An entrepreneur who opens a coffee shop or launches a FinTech startup isn’t in business to crunch numbers and file taxes. Yet, the burden of financial management, from tedious data entry to compliance challenges, is a nonnegotiable part of starting a small business (SMB).
Waseem Daher, CEO of Pilot.com, recently told PYMNTS that this burden was felt acutely within two previous businesses he had founded, leading to a wake-up call.
“In our very first company, we were totally bootstrapped — and because of that, we had to be very frugal, so we did our own bookkeeping,” he said. “In retrospect, it was a big mistake. It’s not a high-level use of any founder’s time, but it opened our eyes to the problem.”
That problem, he explained, was twofold.
First, the burden of small business bookkeeping is dependent on data. When small business owners take on the books themselves, the process requires significant manual data entry and number-crunching. It’s an area to which software automation can bring significant efficiencies — thanks to bookkeeping’s rules-based, data-driven nature.
This leads to the second challenge: “No business owner has ever said, ‘I can’t wait to buy more accounting software,'” said Daher. “The business owner says, ‘I just want someone to take care of it for me so I can get back to running my business.'”
Mixing Humans With Data
With more bookkeeping software solutions available on the market, B2B FinTech firms have come to tackle this point of friction for small business owners. However, small business demands continue to evolve, with Daher pointing to entrepreneurs’ need for value-added services on top of the basic bookkeeping tools.
That’s what led Pilot.com to recently launch three new services, integrated into its bookkeeping platform: R&D Tax Credit, enabling small businesses to capture research and development (R&D) tax credits; CFO Services, an outsourced service connecting SMBs to financial experts; and Extended Services, providing what the company describes as “bookkeeping-adjacent activities,” like accounts payable and accounts receivable processes.
The strategy of integrating value-added services on top of a bookkeeping platform is increasingly common in the B2B financial services arena, as providers look to break down silos and prevent the friction that comes with toggling between dozens of different, individual platforms.
The outsourced CFO Services is an example of how FinTech firms can combine the power of data automation with human expertise to augment the financial services experience. As Daher explained, the product connects small business owners to services like budgeting and forecasting, financial metrics and analytics, and producing a pitch deck for an investor meeting. This strategy means more efficient ways of connecting small businesses to financial expertise that is traditionally reserved for large enterprises.
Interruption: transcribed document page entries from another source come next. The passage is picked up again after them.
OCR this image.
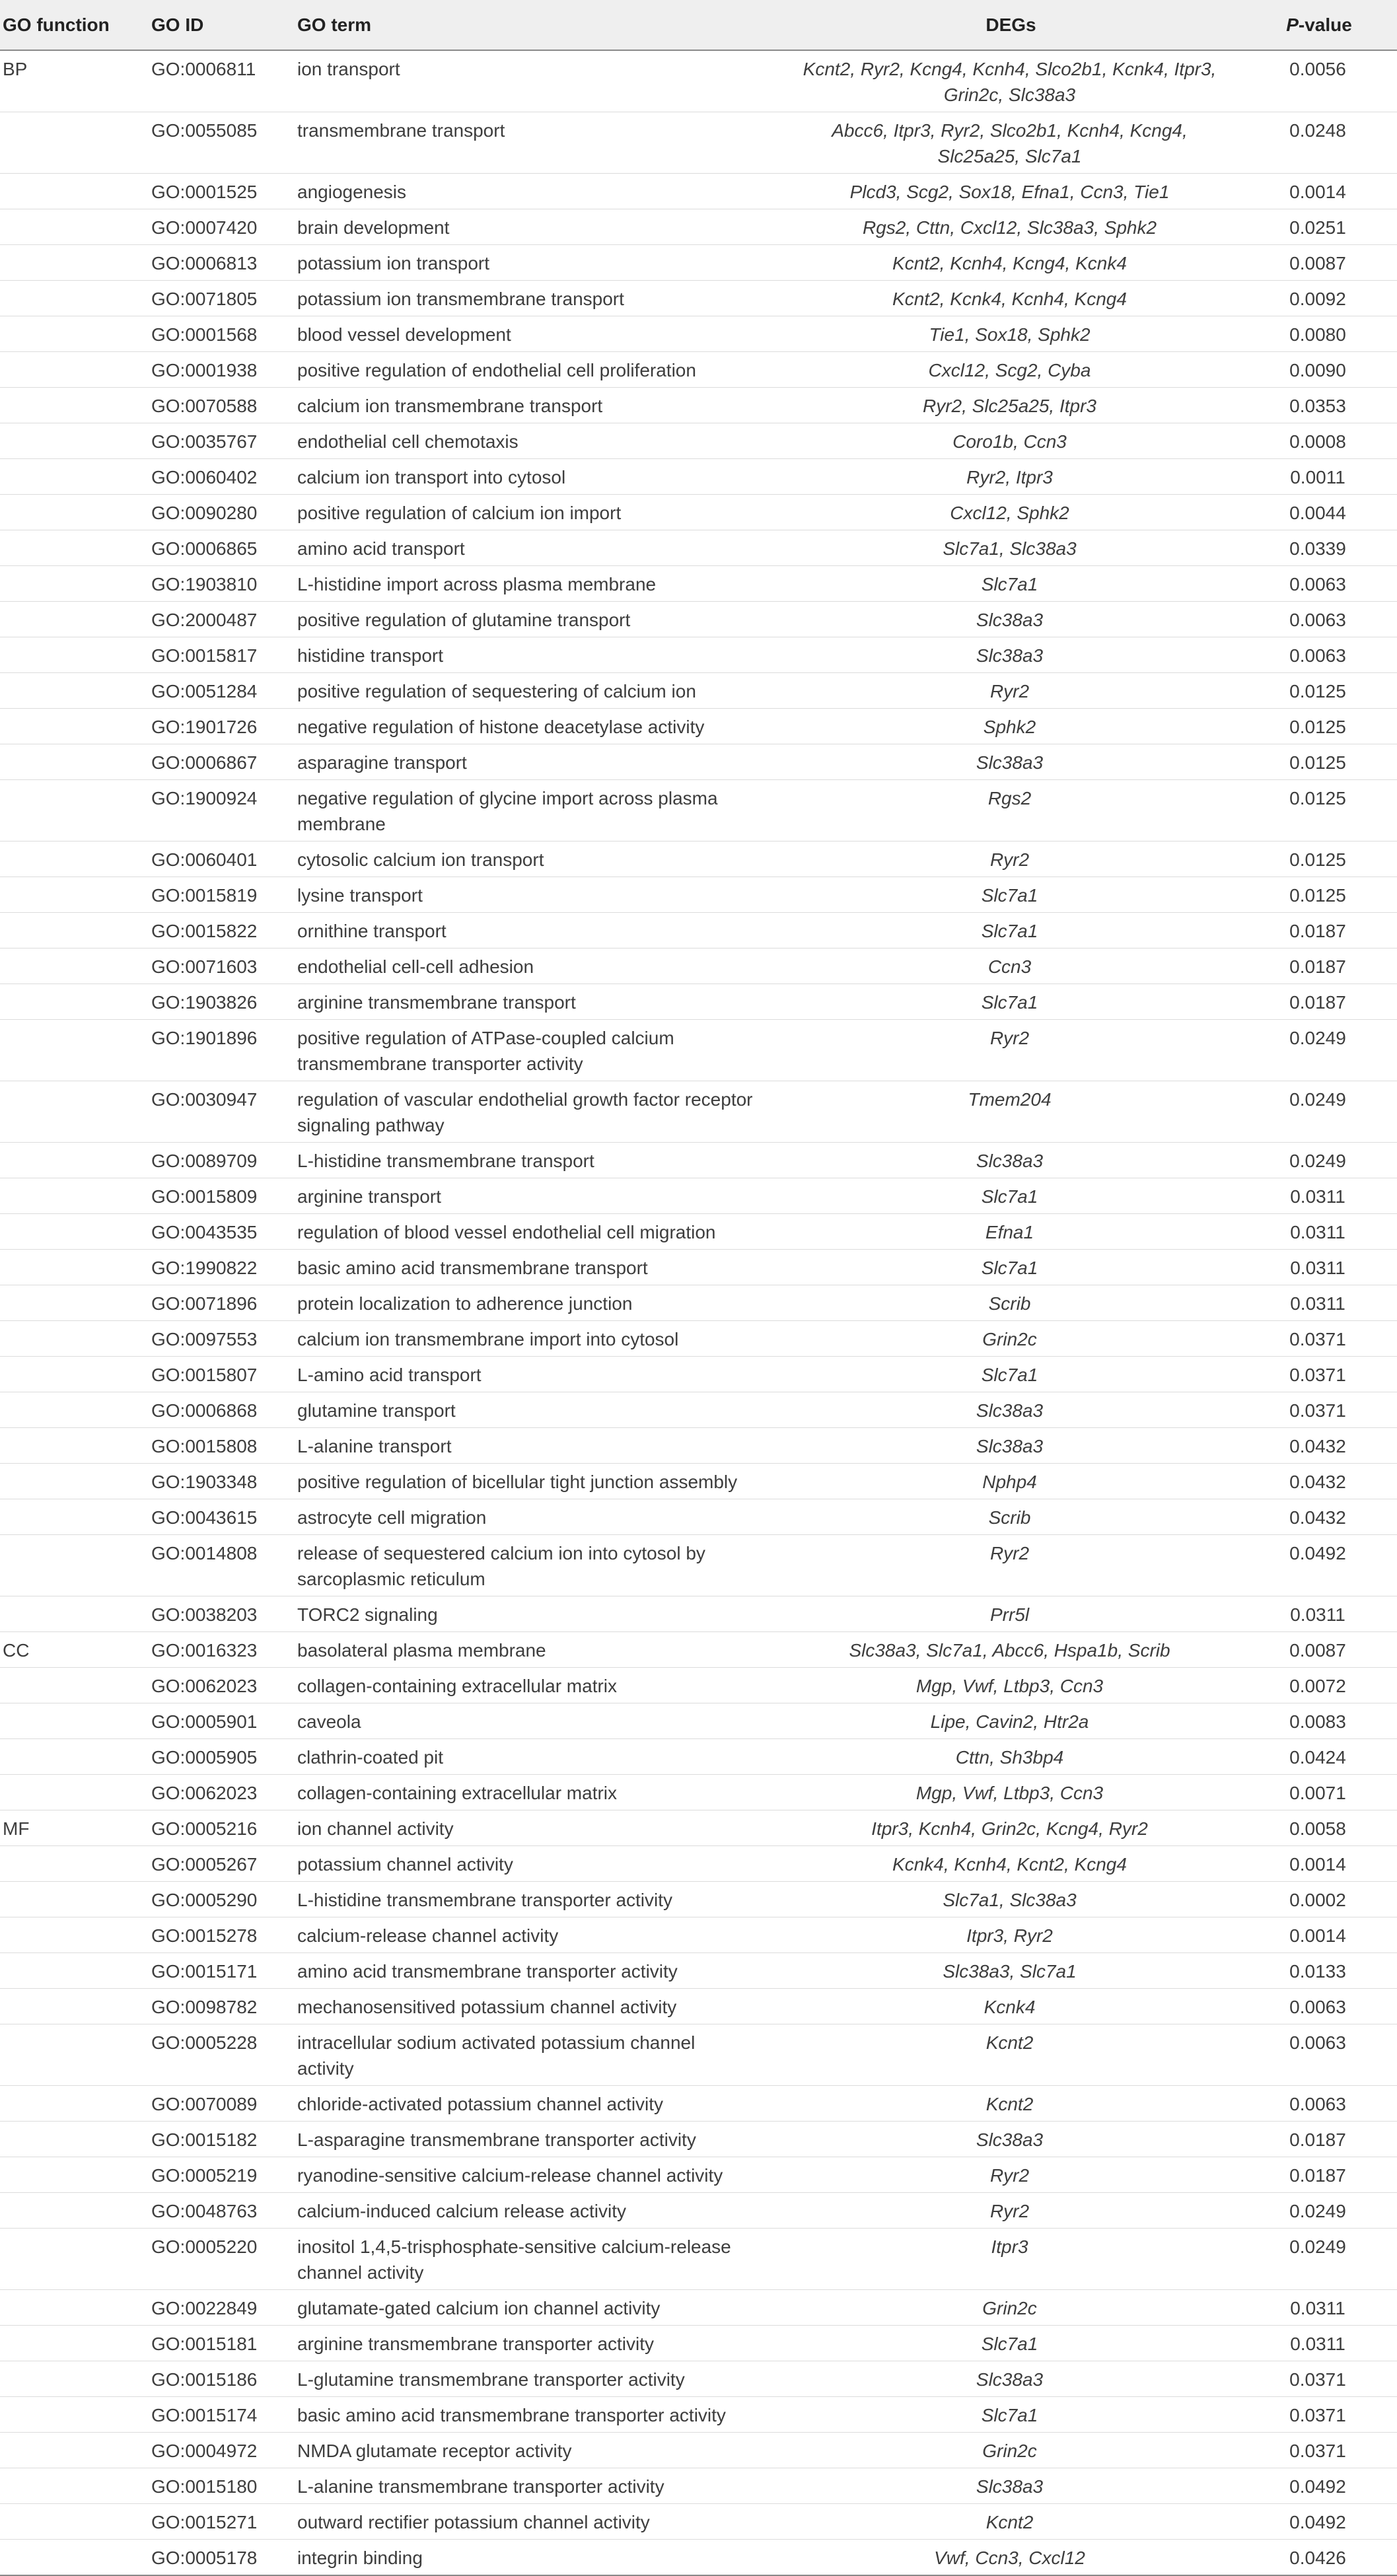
GO function	GO ID	GO term	DEGs	P-value
BP	GO:0006811	ion transport	Kcnt2, Ryr2, Kcng4, Kcnh4, Slco2b1, Kcnk4, Itpr3, Grin2c, Slc38a3	0.0056
	GO:0055085	transmembrane transport	Abcc6, Itpr3, Ryr2, Slco2b1, Kcnh4, Kcng4, Slc25a25, Slc7a1	0.0248
	GO:0001525	angiogenesis	Plcd3, Scg2, Sox18, Efna1, Ccn3, Tie1	0.0014
	GO:0007420	brain development	Rgs2, Cttn, Cxcl12, Slc38a3, Sphk2	0.0251
	GO:0006813	potassium ion transport	Kcnt2, Kcnh4, Kcng4, Kcnk4	0.0087
	GO:0071805	potassium ion transmembrane transport	Kcnt2, Kcnk4, Kcnh4, Kcng4	0.0092
	GO:0001568	blood vessel development	Tie1, Sox18, Sphk2	0.0080
	GO:0001938	positive regulation of endothelial cell proliferation	Cxcl12, Scg2, Cyba	0.0090
	GO:0070588	calcium ion transmembrane transport	Ryr2, Slc25a25, Itpr3	0.0353
	GO:0035767	endothelial cell chemotaxis	Coro1b, Ccn3	0.0008
	GO:0060402	calcium ion transport into cytosol	Ryr2, Itpr3	0.0011
	GO:0090280	positive regulation of calcium ion import	Cxcl12, Sphk2	0.0044
	GO:0006865	amino acid transport	Slc7a1, Slc38a3	0.0339
	GO:1903810	L-histidine import across plasma membrane	Slc7a1	0.0063
	GO:2000487	positive regulation of glutamine transport	Slc38a3	0.0063
	GO:0015817	histidine transport	Slc38a3	0.0063
	GO:0051284	positive regulation of sequestering of calcium ion	Ryr2	0.0125
	GO:1901726	negative regulation of histone deacetylase activity	Sphk2	0.0125
	GO:0006867	asparagine transport	Slc38a3	0.0125
	GO:1900924	negative regulation of glycine import across plasma membrane	Rgs2	0.0125
	GO:0060401	cytosolic calcium ion transport	Ryr2	0.0125
	GO:0015819	lysine transport	Slc7a1	0.0125
	GO:0015822	ornithine transport	Slc7a1	0.0187
	GO:0071603	endothelial cell-cell adhesion	Ccn3	0.0187
	GO:1903826	arginine transmembrane transport	Slc7a1	0.0187
	GO:1901896	positive regulation of ATPase-coupled calcium transmembrane transporter activity	Ryr2	0.0249
	GO:0030947	regulation of vascular endothelial growth factor receptor signaling pathway	Tmem204	0.0249
	GO:0089709	L-histidine transmembrane transport	Slc38a3	0.0249
	GO:0015809	arginine transport	Slc7a1	0.0311
	GO:0043535	regulation of blood vessel endothelial cell migration	Efna1	0.0311
	GO:1990822	basic amino acid transmembrane transport	Slc7a1	0.0311
	GO:0071896	protein localization to adherence junction	Scrib	0.0311
	GO:0097553	calcium ion transmembrane import into cytosol	Grin2c	0.0371
	GO:0015807	L-amino acid transport	Slc7a1	0.0371
	GO:0006868	glutamine transport	Slc38a3	0.0371
	GO:0015808	L-alanine transport	Slc38a3	0.0432
	GO:1903348	positive regulation of bicellular tight junction assembly	Nphp4	0.0432
	GO:0043615	astrocyte cell migration	Scrib	0.0432
	GO:0014808	release of sequestered calcium ion into cytosol by sarcoplasmic reticulum	Ryr2	0.0492
	GO:0038203	TORC2 signaling	Prr5l	0.0311
CC	GO:0016323	basolateral plasma membrane	Slc38a3, Slc7a1, Abcc6, Hspa1b, Scrib	0.0087
	GO:0062023	collagen-containing extracellular matrix	Mgp, Vwf, Ltbp3, Ccn3	0.0072
	GO:0005901	caveola	Lipe, Cavin2, Htr2a	0.0083
	GO:0005905	clathrin-coated pit	Cttn, Sh3bp4	0.0424
	GO:0062023	collagen-containing extracellular matrix	Mgp, Vwf, Ltbp3, Ccn3	0.0071
MF	GO:0005216	ion channel activity	Itpr3, Kcnh4, Grin2c, Kcng4, Ryr2	0.0058
	GO:0005267	potassium channel activity	Kcnk4, Kcnh4, Kcnt2, Kcng4	0.0014
	GO:0005290	L-histidine transmembrane transporter activity	Slc7a1, Slc38a3	0.0002
	GO:0015278	calcium-release channel activity	Itpr3, Ryr2	0.0014
	GO:0015171	amino acid transmembrane transporter activity	Slc38a3, Slc7a1	0.0133
	GO:0098782	mechanosensitived potassium channel activity	Kcnk4	0.0063
	GO:0005228	intracellular sodium activated potassium channel activity	Kcnt2	0.0063
	GO:0070089	chloride-activated potassium channel activity	Kcnt2	0.0063
	GO:0015182	L-asparagine transmembrane transporter activity	Slc38a3	0.0187
	GO:0005219	ryanodine-sensitive calcium-release channel activity	Ryr2	0.0187
	GO:0048763	calcium-induced calcium release activity	Ryr2	0.0249
	GO:0005220	inositol 1,4,5-trisphosphate-sensitive calcium-release channel activity	Itpr3	0.0249
	GO:0022849	glutamate-gated calcium ion channel activity	Grin2c	0.0311
	GO:0015181	arginine transmembrane transporter activity	Slc7a1	0.0311
	GO:0015186	L-glutamine transmembrane transporter activity	Slc38a3	0.0371
	GO:0015174	basic amino acid transmembrane transporter activity	Slc7a1	0.0371
	GO:0004972	NMDA glutamate receptor activity	Grin2c	0.0371
	GO:0015180	L-alanine transmembrane transporter activity	Slc38a3	0.0492
	GO:0015271	outward rectifier potassium channel activity	Kcnt2	0.0492
	GO:0005178	integrin binding	Vwf, Ccn3, Cxcl12	0.0426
“By giving the average company the capability that a giant Fortune 500 company would have at their disposal, [that] means giving the customer the same power for cash flow forecasting, budgeting,” he said. “It’s not that this is less critical to a small business than to a larger business. It’s just that, historically, those capabilities, personnel and tools have not been available to the average business.”
A New Generation Of SMB
While human expertise can connect small businesses to valuable resources that were once only available to the largest companies, data is undoubtedly a critical component of tackling friction, and automating financial management processes. With data integrations more commonplace than ever before, Daher said that service providers like Pilot.com are empowered to provide the kind of value-added, end-to-end financial services that small businesses demand.
“Increasingly, other providers in this stack have APIs and the ability to electronically access data,” he said. “We can electronically get bank statements, credit card data, expense report data, payroll data, etc. — and that enables us to work our magic. If this data was siloed away, or if you had to get data via a letter mailed to your business address, that wouldn’t be possible.”
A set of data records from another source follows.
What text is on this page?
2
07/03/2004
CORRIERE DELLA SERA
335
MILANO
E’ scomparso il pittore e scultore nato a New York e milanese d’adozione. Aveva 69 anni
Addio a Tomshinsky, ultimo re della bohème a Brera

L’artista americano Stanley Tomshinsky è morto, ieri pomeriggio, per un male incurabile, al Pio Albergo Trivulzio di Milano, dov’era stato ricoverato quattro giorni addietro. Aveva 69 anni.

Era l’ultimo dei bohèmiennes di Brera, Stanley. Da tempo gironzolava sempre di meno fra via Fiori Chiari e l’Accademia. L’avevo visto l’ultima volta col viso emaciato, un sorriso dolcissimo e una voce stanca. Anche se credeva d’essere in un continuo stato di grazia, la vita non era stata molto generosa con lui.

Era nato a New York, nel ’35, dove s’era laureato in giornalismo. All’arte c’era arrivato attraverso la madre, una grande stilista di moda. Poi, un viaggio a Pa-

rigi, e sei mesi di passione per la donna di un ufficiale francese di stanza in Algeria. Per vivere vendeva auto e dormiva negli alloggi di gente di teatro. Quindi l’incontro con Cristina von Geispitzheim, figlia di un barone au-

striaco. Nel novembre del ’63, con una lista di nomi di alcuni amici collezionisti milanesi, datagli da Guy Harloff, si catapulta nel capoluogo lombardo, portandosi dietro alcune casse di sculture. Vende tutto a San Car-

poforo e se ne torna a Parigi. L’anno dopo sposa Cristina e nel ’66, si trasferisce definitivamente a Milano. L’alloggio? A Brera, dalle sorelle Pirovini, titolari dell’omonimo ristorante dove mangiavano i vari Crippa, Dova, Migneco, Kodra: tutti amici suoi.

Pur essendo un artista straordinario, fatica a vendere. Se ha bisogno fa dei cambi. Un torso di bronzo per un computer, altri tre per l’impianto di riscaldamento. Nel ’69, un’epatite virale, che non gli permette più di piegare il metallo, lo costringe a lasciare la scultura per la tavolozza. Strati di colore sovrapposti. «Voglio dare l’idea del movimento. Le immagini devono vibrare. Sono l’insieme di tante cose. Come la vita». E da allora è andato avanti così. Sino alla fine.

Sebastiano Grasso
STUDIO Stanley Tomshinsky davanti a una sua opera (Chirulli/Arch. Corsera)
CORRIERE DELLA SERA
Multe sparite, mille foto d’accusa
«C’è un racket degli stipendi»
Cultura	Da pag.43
One of the biggest barriers to accessing that data is businesses’ continued reliance on paper, from physical invoices to checks. Yet, increasingly, the businesses demanding value-added services from their bookkeeping platforms — like Pilot.com — are the companies born in the digital age.
“Our customer base is very big into this digitization trend,” said Daher. “Almost everything they do is electronic. Many customers don’t have checks, and I don’t necessarily think they would even know how to get checks.”
For the small businesses still reliant on paper, he expressed confidence that, within only a year or two, they will make progress in their own digitization journeys. That’s particularly true as more Software-as-a-Service companies emerge within particular verticals, like platforms designed for yoga studios or law firms.
These digital-first small businesses are built with the expectation for data integration and automation. As those businesses become a greater share of the overall small business population, opportunities for companies like Pilot.com to take advantage of their clients’ digital data will continue to grow.